Un peu d’histoire pour expliquer l’architecture...
Le site de Fléchères a eu pendant des millénaires un grand intérêt stratégique. Il contrôlait le gué de Grelonges qui permettait la traversée de la Saône. On rejoignait ensuite les cols du Beaujolais pour se diriger vers l’ouest de la France.
Un camp romain a sans doute précédé le château fort, dont l’existence est attestée dès le XIIe siècle.
Construire un château, une étape pour conforter sa noblesse
En 1606, la seigneurie de Fléchères est achetée à des nobles protestants, partis s’établir à Genève, par Jean Sève, lui-même calviniste.

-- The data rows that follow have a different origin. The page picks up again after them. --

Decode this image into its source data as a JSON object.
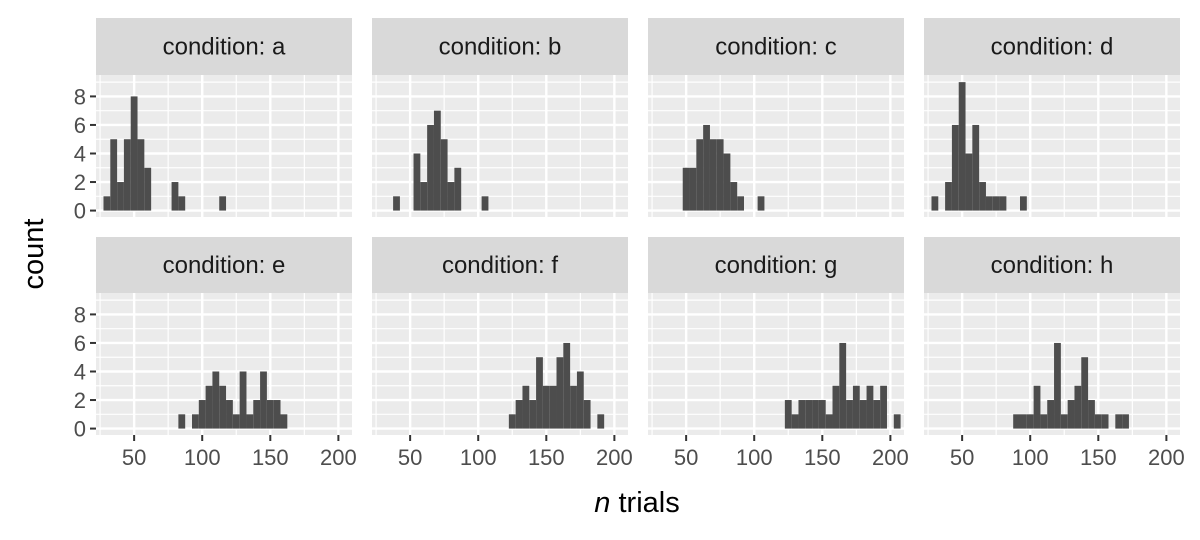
{
  "chart_data": {
    "type": "bar",
    "subtype": "faceted-histogram",
    "xlabel_italic": "n",
    "xlabel_rest": " trials",
    "ylabel": "count",
    "x_ticks": [
      50,
      100,
      150,
      200
    ],
    "y_ticks": [
      0,
      2,
      4,
      6,
      8
    ],
    "xlim": [
      22,
      210
    ],
    "ylim": [
      -0.45,
      9.5
    ],
    "bin_width": 5,
    "grid": true,
    "panel_bg": "#ebebeb",
    "strip_bg": "#d9d9d9",
    "bar_color": "#4d4d4d",
    "facet_label_prefix": "condition: ",
    "facets": [
      {
        "name": "a",
        "bins": [
          [
            30,
            1
          ],
          [
            35,
            5
          ],
          [
            40,
            2
          ],
          [
            45,
            5
          ],
          [
            50,
            8
          ],
          [
            55,
            5
          ],
          [
            60,
            3
          ],
          [
            80,
            2
          ],
          [
            85,
            1
          ],
          [
            115,
            1
          ]
        ]
      },
      {
        "name": "b",
        "bins": [
          [
            40,
            1
          ],
          [
            55,
            4
          ],
          [
            60,
            2
          ],
          [
            65,
            6
          ],
          [
            70,
            7
          ],
          [
            75,
            5
          ],
          [
            80,
            2
          ],
          [
            85,
            3
          ],
          [
            105,
            1
          ]
        ]
      },
      {
        "name": "c",
        "bins": [
          [
            50,
            3
          ],
          [
            55,
            3
          ],
          [
            60,
            5
          ],
          [
            65,
            6
          ],
          [
            70,
            5
          ],
          [
            75,
            5
          ],
          [
            80,
            4
          ],
          [
            85,
            2
          ],
          [
            90,
            1
          ],
          [
            105,
            1
          ]
        ]
      },
      {
        "name": "d",
        "bins": [
          [
            30,
            1
          ],
          [
            40,
            2
          ],
          [
            45,
            6
          ],
          [
            50,
            9
          ],
          [
            55,
            4
          ],
          [
            60,
            6
          ],
          [
            65,
            2
          ],
          [
            70,
            1
          ],
          [
            75,
            1
          ],
          [
            80,
            1
          ],
          [
            95,
            1
          ]
        ]
      },
      {
        "name": "e",
        "bins": [
          [
            85,
            1
          ],
          [
            95,
            1
          ],
          [
            100,
            2
          ],
          [
            105,
            3
          ],
          [
            110,
            4
          ],
          [
            115,
            3
          ],
          [
            120,
            2
          ],
          [
            125,
            1
          ],
          [
            130,
            4
          ],
          [
            135,
            1
          ],
          [
            140,
            2
          ],
          [
            145,
            4
          ],
          [
            150,
            2
          ],
          [
            155,
            2
          ],
          [
            160,
            1
          ]
        ]
      },
      {
        "name": "f",
        "bins": [
          [
            125,
            1
          ],
          [
            130,
            2
          ],
          [
            135,
            3
          ],
          [
            140,
            2
          ],
          [
            145,
            5
          ],
          [
            150,
            3
          ],
          [
            155,
            3
          ],
          [
            160,
            5
          ],
          [
            165,
            6
          ],
          [
            170,
            3
          ],
          [
            175,
            4
          ],
          [
            180,
            2
          ],
          [
            190,
            1
          ]
        ]
      },
      {
        "name": "g",
        "bins": [
          [
            125,
            2
          ],
          [
            130,
            1
          ],
          [
            135,
            2
          ],
          [
            140,
            2
          ],
          [
            145,
            2
          ],
          [
            150,
            2
          ],
          [
            155,
            1
          ],
          [
            160,
            3
          ],
          [
            165,
            6
          ],
          [
            170,
            2
          ],
          [
            175,
            3
          ],
          [
            180,
            2
          ],
          [
            185,
            3
          ],
          [
            190,
            2
          ],
          [
            195,
            3
          ],
          [
            205,
            1
          ]
        ]
      },
      {
        "name": "h",
        "bins": [
          [
            90,
            1
          ],
          [
            95,
            1
          ],
          [
            100,
            1
          ],
          [
            105,
            3
          ],
          [
            110,
            1
          ],
          [
            115,
            2
          ],
          [
            120,
            6
          ],
          [
            125,
            1
          ],
          [
            130,
            2
          ],
          [
            135,
            3
          ],
          [
            140,
            5
          ],
          [
            145,
            2
          ],
          [
            150,
            1
          ],
          [
            155,
            1
          ],
          [
            165,
            1
          ],
          [
            170,
            1
          ]
        ]
      }
    ]
  }
}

Après avoir échappé à la Saint Barthélémy lyonnaise en 1572, et connu deux exils à Genève, il joua un rôle important dans la révolte qui permit le retour de Lyon sous l’autorité d’Henri IV (1594).
Trésorier de France, il était un des hommes les plus riches et les plus influents à Lyon au début du XVIIe siècle.

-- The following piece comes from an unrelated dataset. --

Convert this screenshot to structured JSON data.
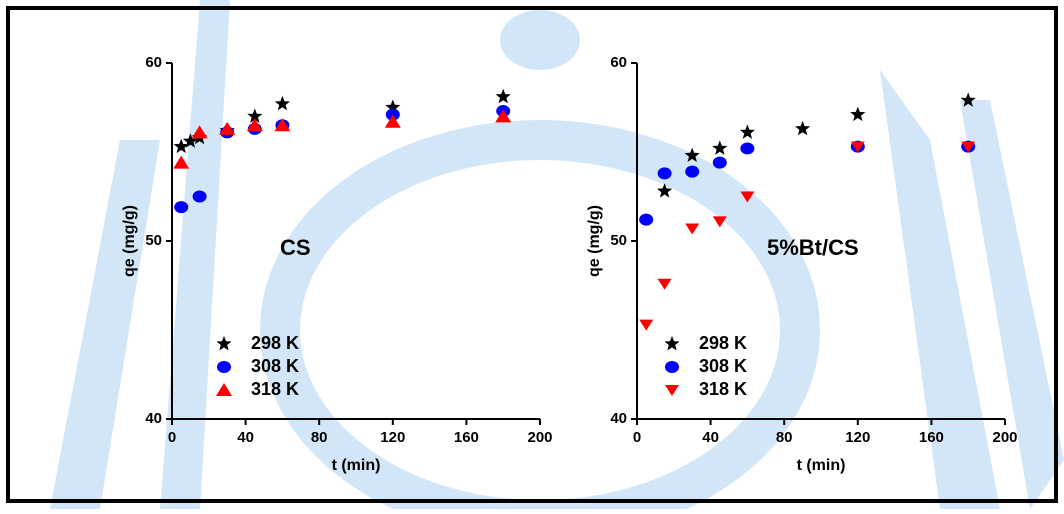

Régent de l’hospice de la Charité, créé pour les indigents, il avait fait construire une aile entière à ses frais.
Devenu échevin puis prévôt des marchands (1612-13), il bénéficiait d’un anoblissement grâce à ces fonctions.
La construction d’un château paraissait une étape obligée pour conforter cette noblesse « de cloche » (allusion aux cloches des beffrois municipaux).
Un bâtiment d’une ampleur inhabituelle
Cependant, l’ampleur du bâtiment, inhabituelle en Lyonnais, et surtout la conservation de l’apparence médiévale (fossés, rempart, tours d’angle, châtelet, pont-levis) devait surtout servir à crédibiliser la légende familiale qui faisait des Sève les descendants directs d’une célèbre famille féodale du Piémont, connue dès le XIIIe siècle, les marquis de Seva.
Un temple calviniste au cœur de la composition
La composition du bâtiment principal, avec un grand corps de logis de trois étages encadré de petites ailes, est surprenante.
Elle s’explique par la présence d’un temple calviniste de 250 m2 au 3e étage du bâtiment central, éclairé par sept fenêtres sur chaque façade.
Après l’édit de Nantes (1595), le nombre des temples était strictement limité mais les nobles pouvaient posséder un « temple de fief » dans une de leurs seigneuries (environ 4 000 en France).
Comme aucun signe extérieur n’était autorisé, les trois lucarnes au sud et au nord ont une ampleur inhabituelle afin de symboliser la Sainte Trinité.
Laissant à Dieu la place d’honneur, les appartements se cantonnent dans les petites ailes et dans les tours.
Pour un historique complet, voir l’article de Sébastien Vasseur, Le château de Fléchères : état des connaissances actuelles sur un fleuron du patrimoine, XVIIe siècle 2005/3, n° 228, p. 547-562.